Osiem firm, m.in. Comforty, Iker, Noti, Meble Vox czy Paget, chce udowodnić, że w naszych fabrykach powstaje nie tylko tania masówka, lecz także meble sygnowane nazwiskami znanych projektantów. Znalazł się wśród nich Tomek Rygalik, pracujący m.in. dla znanej włoskiej firmy Moroso, czy Philippe Nigro, twórca awangardowych zestawów meblarskich i autor międzynarodowego konkursu zorganizowanego przez firmę Comforty. To właśnie zaprojektowana przez niego kanapa ma przyciągnąć zagranicznych klientów do stoiska polskiej firmy.

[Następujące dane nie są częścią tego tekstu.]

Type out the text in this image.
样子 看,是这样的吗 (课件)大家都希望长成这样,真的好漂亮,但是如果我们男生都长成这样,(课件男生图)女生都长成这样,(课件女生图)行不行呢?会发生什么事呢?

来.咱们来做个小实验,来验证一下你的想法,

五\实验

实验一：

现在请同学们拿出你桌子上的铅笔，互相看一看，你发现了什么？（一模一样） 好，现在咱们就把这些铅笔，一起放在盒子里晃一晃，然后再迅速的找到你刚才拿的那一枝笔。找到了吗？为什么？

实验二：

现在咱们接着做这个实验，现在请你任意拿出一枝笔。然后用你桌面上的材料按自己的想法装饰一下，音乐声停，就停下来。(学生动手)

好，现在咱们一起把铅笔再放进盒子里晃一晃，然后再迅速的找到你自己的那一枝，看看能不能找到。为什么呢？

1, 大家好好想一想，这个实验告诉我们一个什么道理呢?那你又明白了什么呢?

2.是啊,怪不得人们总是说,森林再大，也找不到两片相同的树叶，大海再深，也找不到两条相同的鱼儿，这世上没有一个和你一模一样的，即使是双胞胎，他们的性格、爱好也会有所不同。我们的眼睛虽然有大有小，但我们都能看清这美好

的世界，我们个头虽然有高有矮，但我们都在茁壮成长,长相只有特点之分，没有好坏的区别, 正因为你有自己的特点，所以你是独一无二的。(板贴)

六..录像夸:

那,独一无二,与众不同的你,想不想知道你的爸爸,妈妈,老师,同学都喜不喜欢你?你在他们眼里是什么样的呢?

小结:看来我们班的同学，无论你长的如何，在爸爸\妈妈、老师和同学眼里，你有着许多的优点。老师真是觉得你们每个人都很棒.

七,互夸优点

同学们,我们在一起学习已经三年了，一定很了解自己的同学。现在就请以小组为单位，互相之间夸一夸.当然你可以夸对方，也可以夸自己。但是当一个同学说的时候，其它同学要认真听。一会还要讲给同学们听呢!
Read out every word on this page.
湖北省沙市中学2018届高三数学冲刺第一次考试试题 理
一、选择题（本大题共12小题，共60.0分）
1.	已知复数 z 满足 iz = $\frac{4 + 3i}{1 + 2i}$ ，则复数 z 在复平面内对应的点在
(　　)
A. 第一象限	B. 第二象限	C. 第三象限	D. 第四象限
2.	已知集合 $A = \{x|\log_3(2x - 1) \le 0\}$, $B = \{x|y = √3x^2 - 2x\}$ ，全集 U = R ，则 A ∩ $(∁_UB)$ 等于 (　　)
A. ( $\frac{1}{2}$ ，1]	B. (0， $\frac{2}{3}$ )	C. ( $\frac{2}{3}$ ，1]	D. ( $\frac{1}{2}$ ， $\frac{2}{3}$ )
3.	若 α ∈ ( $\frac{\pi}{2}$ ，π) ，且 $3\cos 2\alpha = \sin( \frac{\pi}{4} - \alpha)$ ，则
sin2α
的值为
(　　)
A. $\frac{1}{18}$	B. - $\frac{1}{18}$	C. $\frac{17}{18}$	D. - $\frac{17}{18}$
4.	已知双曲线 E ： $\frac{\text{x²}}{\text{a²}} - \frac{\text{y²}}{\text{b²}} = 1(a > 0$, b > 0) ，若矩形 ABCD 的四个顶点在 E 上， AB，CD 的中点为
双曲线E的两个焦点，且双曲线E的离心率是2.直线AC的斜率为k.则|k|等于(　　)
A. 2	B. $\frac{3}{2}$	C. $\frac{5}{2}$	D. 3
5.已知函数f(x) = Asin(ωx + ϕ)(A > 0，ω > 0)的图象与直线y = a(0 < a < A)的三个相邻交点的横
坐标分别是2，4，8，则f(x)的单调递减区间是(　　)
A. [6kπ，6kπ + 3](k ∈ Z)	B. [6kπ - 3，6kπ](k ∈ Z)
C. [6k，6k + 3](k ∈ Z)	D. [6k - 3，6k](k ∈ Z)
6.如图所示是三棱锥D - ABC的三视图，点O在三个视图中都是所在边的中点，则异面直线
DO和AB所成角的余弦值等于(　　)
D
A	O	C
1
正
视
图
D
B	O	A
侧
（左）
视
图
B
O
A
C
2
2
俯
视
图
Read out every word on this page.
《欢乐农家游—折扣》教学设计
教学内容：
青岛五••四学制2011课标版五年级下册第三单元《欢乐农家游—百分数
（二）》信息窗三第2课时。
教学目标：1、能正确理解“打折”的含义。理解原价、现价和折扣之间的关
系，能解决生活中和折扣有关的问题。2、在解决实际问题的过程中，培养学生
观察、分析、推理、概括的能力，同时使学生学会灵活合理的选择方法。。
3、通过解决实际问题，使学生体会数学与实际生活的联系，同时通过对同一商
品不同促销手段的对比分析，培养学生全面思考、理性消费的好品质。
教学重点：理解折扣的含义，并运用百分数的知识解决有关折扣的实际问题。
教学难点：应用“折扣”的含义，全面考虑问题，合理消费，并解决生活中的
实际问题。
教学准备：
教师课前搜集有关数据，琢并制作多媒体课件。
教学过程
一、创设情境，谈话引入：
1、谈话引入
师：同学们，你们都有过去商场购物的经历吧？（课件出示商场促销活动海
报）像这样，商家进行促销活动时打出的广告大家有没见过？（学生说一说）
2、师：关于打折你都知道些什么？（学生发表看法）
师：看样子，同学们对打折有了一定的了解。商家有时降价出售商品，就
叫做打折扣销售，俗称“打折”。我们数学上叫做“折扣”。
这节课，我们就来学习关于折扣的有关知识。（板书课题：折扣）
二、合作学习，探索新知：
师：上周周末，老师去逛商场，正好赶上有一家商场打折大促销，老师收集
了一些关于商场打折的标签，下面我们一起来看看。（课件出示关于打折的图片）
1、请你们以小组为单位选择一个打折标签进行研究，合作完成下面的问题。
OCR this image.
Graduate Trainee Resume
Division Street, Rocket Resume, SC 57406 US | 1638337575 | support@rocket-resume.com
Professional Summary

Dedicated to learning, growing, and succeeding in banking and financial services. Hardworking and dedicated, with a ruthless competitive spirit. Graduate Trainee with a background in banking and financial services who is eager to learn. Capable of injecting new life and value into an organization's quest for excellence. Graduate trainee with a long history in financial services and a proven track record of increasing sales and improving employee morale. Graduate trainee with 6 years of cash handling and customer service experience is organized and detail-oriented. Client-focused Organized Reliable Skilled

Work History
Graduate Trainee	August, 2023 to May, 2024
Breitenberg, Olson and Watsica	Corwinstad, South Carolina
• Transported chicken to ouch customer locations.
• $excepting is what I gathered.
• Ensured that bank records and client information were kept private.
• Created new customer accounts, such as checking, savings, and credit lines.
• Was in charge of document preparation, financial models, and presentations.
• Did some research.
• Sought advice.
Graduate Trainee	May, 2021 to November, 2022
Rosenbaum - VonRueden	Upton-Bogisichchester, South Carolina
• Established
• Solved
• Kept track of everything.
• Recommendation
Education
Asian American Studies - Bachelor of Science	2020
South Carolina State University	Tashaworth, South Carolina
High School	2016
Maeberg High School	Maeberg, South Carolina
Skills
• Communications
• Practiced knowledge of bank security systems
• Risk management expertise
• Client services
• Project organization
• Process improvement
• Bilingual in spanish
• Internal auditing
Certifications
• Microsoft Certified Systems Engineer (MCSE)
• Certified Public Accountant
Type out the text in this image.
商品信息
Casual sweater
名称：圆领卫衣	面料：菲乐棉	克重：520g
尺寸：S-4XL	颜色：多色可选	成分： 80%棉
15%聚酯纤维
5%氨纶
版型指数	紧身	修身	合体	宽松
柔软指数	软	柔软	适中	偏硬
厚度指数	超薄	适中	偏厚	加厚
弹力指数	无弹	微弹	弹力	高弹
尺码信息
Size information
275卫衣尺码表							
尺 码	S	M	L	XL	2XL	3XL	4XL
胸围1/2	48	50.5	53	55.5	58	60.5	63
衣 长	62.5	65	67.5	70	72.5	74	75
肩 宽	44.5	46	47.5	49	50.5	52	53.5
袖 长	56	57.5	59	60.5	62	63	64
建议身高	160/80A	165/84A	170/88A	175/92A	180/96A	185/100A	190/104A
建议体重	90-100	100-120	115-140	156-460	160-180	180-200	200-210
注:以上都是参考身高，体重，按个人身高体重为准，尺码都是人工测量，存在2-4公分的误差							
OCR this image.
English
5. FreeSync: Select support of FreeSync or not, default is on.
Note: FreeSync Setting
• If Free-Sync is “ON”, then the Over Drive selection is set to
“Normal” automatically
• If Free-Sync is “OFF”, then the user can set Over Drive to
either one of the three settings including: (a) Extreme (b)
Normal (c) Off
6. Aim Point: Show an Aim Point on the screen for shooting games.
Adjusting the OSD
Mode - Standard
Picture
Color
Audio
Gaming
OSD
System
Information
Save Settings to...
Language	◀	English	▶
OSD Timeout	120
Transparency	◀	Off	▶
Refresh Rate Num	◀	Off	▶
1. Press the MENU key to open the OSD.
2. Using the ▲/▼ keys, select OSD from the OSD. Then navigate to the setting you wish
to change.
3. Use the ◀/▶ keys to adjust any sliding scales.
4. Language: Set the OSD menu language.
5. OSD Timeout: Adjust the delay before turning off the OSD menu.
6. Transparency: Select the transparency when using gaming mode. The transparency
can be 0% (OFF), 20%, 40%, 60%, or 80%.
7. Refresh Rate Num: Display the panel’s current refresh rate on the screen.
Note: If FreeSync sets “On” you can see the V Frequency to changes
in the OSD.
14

Choć Polska eksportuje dziś meble o wartości ponad 23 mld zł i jest jednym z największych producentów na świecie, żadna z polskich firm nie ma silnej marki. Nasze meble uchodzą wprawdzie za solidne, ale nie są wystawiane w drogich salonach, gdzie miłośnicy współczesnego designu zostawiają po kilka tysięcy euro nawet za skromne krzesło lub lampkę z logo Foscarini, Diesla czy Canzona.
Ten rok może jednak to zmienić. – Jeśli nowe kolekcje się spodobają, spółki wejdą na niedostępne do tej pory elitarne rynki, gdzie liczy się marka. Dla takich firm jak Iker czy Paged oznacza to wzrost przychodów ze sprzedaży nawet o 20 proc. – mówi Agnieszka Jacobson-Cielecka, specjalistka od designu.
Reklama
O rynkowym i finansowym sukcesie decyduje marka. Dlatego prestiż polskich marek próbuje podnieść Piotr Voelkel, prezes grupy kapitałowej Vox. Uruchamia on w Poznaniu szkołę designu i zaprosił do jej tworzenia Li Edelkoort, najbardziej wpływową kreatorkę mody na świecie.
Szkoła odpowiada na zapotrzebowanie polskich firm, bo jak wynika z badań Instytutu Wzornictwa Przemysłowego wykonanych na zlecenie Ministerstwa Gospodarki, 86 proc. z nich jest dziś gotowych na inwestowanie w nowoczesny design. Wygląda więc na to, że w najbliższych latach czeka nas estetyczna rewolucja.